Re: [List] Re: zfs corruption at zroot/usr/home:<0x0>

From: Tomek CEDRO <tomek_at_cedro.info>
Date: Wed, 12 Nov 2025 19:20:41 UTC
On Wed, Nov 12, 2025 at 3:19 PM Frank Leonhardt <freebsd-doc@fjl.co.uk> wrote:
>
> On 12/11/2025 09:25, Sad Clouds wrote:
> > On Wed, 12 Nov 2025 03:58:34 +0100
> > Tomek CEDRO <tomek@cedro.info> wrote:
> >
> >> Hello world :-)
> >>
> >> On 14.3-RELEASE-p5 amd64 I have encountered a kernel panic (will
> >> report on bugzilla in a moment). After that I found some sites did not
> >> load in a web browser, so my first guess was to try zpool status -v
> >> and I got this:
> >>
> >> errors: Permanent errors have been detected in the following files:
> >>          zroot/usr/home:<0x0>
> >>
> >> Any guess what does the <0x0> mean and how to fix the situation?
> >> It should be a file name right?
> >>
> >> zpool scrub and resilver did not help :-(
> >>
> >> Will rolling back a snapshot fix the problem?
> >>
> >> Any hints appreciated :-)
> >> Tomek
> >>
> >> --
> >> CeDeROM, SQ7MHZ, http://www.tomek.cedro.info
> >>
> > Hi, I'm not a ZFS expert, but I wonder if this error is related to some
> > of the ZFS internal objects, rather than the file data blocks being
> > corrupted.

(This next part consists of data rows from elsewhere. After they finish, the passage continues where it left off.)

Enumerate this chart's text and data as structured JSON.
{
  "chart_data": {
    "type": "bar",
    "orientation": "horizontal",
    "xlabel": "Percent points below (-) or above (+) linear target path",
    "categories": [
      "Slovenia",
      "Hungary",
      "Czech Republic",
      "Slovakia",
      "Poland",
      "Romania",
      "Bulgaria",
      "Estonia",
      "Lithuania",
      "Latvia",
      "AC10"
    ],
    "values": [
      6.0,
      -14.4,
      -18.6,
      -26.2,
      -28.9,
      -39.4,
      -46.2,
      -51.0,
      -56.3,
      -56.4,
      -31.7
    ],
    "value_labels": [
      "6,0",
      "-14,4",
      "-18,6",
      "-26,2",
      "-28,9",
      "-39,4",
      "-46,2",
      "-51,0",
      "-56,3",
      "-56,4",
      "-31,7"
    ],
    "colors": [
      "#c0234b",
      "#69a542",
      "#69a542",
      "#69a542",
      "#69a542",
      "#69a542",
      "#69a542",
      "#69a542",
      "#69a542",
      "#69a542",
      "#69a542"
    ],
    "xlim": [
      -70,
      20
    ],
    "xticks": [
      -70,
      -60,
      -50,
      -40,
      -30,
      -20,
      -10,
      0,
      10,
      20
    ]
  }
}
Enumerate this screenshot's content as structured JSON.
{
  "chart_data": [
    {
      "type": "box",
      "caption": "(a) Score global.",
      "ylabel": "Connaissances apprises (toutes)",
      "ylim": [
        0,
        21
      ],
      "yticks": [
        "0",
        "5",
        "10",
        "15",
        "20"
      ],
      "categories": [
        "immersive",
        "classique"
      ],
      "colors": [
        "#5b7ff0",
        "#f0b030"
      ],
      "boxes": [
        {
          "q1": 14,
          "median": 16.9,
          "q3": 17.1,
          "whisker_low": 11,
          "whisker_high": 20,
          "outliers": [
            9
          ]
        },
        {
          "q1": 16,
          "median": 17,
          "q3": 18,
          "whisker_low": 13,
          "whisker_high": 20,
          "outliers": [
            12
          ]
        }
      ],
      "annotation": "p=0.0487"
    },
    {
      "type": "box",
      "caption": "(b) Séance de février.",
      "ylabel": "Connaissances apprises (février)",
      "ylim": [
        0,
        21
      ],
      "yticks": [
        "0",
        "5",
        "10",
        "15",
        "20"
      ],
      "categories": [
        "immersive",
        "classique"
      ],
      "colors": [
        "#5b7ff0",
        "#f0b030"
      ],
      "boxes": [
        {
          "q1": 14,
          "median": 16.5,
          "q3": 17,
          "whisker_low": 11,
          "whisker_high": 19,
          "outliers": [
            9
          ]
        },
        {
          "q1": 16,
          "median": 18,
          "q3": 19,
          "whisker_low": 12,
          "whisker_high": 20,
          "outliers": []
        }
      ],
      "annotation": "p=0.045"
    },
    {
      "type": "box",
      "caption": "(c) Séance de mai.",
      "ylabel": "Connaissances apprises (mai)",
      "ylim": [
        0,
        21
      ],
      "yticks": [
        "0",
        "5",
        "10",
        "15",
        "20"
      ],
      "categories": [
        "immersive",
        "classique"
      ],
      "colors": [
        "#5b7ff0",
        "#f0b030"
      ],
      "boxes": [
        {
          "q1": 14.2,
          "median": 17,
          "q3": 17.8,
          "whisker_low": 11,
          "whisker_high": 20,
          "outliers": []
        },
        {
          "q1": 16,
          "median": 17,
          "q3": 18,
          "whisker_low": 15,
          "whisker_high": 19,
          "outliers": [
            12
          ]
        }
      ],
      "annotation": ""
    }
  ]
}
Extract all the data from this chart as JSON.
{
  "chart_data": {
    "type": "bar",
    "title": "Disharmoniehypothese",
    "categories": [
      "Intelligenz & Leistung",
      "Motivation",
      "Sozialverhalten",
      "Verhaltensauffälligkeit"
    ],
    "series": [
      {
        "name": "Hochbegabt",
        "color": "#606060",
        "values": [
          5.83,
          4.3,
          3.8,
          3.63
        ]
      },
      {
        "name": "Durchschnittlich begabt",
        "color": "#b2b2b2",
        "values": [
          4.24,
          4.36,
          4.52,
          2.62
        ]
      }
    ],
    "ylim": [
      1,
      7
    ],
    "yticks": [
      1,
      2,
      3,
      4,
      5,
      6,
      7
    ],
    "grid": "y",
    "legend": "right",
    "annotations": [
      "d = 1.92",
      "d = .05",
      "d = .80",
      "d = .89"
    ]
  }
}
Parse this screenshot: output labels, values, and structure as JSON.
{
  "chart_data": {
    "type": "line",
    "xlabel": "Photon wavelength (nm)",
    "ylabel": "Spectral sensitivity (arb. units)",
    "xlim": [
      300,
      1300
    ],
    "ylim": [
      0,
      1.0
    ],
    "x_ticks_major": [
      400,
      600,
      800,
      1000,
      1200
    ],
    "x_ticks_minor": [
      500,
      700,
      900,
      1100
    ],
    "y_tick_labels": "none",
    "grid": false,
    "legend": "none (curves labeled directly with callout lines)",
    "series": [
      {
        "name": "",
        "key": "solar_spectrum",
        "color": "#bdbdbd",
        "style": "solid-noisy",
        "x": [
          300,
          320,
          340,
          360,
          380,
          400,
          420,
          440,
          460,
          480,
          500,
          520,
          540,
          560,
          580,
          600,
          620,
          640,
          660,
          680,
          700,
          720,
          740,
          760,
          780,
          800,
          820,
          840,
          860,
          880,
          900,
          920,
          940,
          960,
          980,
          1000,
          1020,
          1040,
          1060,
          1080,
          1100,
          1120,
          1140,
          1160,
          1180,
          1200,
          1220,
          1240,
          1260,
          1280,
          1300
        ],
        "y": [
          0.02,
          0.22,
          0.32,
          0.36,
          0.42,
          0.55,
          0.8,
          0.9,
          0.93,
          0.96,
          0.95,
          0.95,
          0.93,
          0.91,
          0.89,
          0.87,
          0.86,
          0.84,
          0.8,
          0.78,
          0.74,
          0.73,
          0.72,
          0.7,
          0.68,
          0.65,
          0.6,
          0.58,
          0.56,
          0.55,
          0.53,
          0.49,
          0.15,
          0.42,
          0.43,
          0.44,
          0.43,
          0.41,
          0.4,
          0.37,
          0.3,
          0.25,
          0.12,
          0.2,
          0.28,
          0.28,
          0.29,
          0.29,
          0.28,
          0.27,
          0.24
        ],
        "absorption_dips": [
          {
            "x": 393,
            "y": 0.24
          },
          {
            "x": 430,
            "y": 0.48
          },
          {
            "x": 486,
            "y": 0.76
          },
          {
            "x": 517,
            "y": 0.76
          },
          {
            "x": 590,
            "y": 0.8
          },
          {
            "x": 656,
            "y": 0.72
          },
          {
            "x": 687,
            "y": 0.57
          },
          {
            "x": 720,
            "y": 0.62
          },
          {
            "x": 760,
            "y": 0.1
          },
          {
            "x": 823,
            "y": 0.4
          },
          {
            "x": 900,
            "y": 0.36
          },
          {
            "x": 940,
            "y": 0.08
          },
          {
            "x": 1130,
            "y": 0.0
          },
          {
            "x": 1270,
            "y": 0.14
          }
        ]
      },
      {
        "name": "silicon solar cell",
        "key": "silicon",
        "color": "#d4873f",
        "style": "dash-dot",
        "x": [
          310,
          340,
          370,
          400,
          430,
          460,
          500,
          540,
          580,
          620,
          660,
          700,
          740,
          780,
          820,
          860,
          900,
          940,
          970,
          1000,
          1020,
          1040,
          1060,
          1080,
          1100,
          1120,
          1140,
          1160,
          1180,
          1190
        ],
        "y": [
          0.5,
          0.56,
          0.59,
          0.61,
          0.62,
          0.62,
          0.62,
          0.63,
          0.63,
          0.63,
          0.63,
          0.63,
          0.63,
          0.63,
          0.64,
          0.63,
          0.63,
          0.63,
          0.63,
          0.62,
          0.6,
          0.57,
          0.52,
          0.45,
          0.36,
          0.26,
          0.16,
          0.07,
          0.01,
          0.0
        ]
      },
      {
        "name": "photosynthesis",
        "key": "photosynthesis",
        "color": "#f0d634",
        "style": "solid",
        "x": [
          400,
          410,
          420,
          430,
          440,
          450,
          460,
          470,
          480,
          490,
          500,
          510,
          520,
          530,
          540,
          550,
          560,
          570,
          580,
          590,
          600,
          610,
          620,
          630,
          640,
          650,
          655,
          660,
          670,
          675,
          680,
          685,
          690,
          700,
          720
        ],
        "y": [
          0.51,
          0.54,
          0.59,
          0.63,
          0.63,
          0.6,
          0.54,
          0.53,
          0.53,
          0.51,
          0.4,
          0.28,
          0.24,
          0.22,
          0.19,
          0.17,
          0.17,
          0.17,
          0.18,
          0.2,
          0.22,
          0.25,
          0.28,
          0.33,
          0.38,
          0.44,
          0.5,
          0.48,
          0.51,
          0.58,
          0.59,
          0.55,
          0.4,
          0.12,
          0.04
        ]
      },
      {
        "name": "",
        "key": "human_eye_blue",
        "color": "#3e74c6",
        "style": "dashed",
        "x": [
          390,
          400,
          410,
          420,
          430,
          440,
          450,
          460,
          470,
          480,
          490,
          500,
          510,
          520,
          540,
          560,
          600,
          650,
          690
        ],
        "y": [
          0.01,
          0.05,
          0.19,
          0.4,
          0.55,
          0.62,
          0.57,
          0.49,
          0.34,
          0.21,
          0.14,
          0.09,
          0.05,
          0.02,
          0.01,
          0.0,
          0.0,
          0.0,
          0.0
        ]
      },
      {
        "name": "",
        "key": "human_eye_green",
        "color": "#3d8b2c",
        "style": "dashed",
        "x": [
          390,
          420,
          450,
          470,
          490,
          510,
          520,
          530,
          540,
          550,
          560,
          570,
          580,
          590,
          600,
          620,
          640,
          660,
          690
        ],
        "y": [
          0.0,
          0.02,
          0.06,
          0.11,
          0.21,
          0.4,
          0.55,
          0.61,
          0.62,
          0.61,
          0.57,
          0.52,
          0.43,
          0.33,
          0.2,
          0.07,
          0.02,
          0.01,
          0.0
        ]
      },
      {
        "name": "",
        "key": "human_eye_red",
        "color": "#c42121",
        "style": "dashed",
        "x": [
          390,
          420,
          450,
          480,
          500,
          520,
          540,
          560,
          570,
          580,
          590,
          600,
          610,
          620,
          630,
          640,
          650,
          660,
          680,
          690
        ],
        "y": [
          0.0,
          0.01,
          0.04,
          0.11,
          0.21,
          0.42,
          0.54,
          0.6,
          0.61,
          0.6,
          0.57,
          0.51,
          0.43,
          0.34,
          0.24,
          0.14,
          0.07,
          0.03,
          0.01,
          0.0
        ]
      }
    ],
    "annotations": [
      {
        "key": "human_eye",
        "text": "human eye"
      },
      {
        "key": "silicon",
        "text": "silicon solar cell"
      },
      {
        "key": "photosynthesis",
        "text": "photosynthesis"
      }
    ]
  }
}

In which case, ZFS may not be able to correctly repair it?
> >
> > I'm currently evaluating ZFS on FreeBSD for some of my storage needs
> > and your report is a bit concerning. Are you able to share the details
> > on the I/O workloads and the storage geometry you use? Do you have more
> > info on the kernel panic message or backtraces?
> >
> > If you put it all in the bug, then can you please share the bug ID?
> >
> > Thanks.
>
> I suspect <0x0> refers to the object number within a dataset, with zero
> being metadata. A permanent error is bad news.
>
> zpool scrub doesn't fix any errors - well not exactly. It tries to read
> everything and if it finds an error, it'll fix it. If you encounter an
> error outside of a scrub it'll fix it anyway, if it can. The point of a
> scrub is to ensure all your data is readable even if it hasn't been read
> it a while.
>
> This is most likely down to a compound hardware failure - with flaky
> drives it's still possible to lose both copies and not know about it
> (hence doing scrubs).
>
> My advice would be to back up what's remaining to tape ASAP before
> anything else.
>
> You can sometimes rollback to an earlier version of a dataset - take a
> look and see if it's readable (i.e. mount it or look for it in the .zfs
> directory). One good way is to use "zfs clone
> zroot/usr/home@snapshotname  zroot/usr/home_fingerscrossed"
>
> ZFS is NOT great at detecting failed drives. I'm currently investigating
> this for my blog (and it was the subject of a question I posted here in
> about Jan to which the answer was "hmm"). zfsd, however, does monitor
> drive health using devctl and might pick up impending drive failures
> before you get to this stage. I'm going through the source code now to
> convince myself it works (it's written in C++ and appears to be
> influenced by Design Patters so it's not exactly clear!)
>
> If the metadata for a dataset is unrecoverable you'll need to destroy
> and recreate the dataset from a backup. HOWEVER, I'd be investigating
> the health of the drives. dd them to /dev/null and see what you get. You
> can actually do this while ZFS is using them. Also check the console log
> for CAM messages - if it's got to that stage you really need to think
> about data recovery.
>
> Regards, Frank.

Sorry my previous response should go here :-P

Hmm this is brand new NVME drive not really likely to fail. I have the
same problem on zraid0 (stripe) array while initially I saw the bad
file name with 3 problems (vm image) it now turned into
ztuff/vm:<0x482>. Charlie Foxtrot :-(

I also have 4x4TB HDD zraid2 array and this one was not affected.

I have some snapshots will try to revert and see if that helps. Before
that I will backup data and then try to recover what is possible after
snap rollback.

--
CeDeROM, SQ7MHZ, http://www.tomek.cedro.info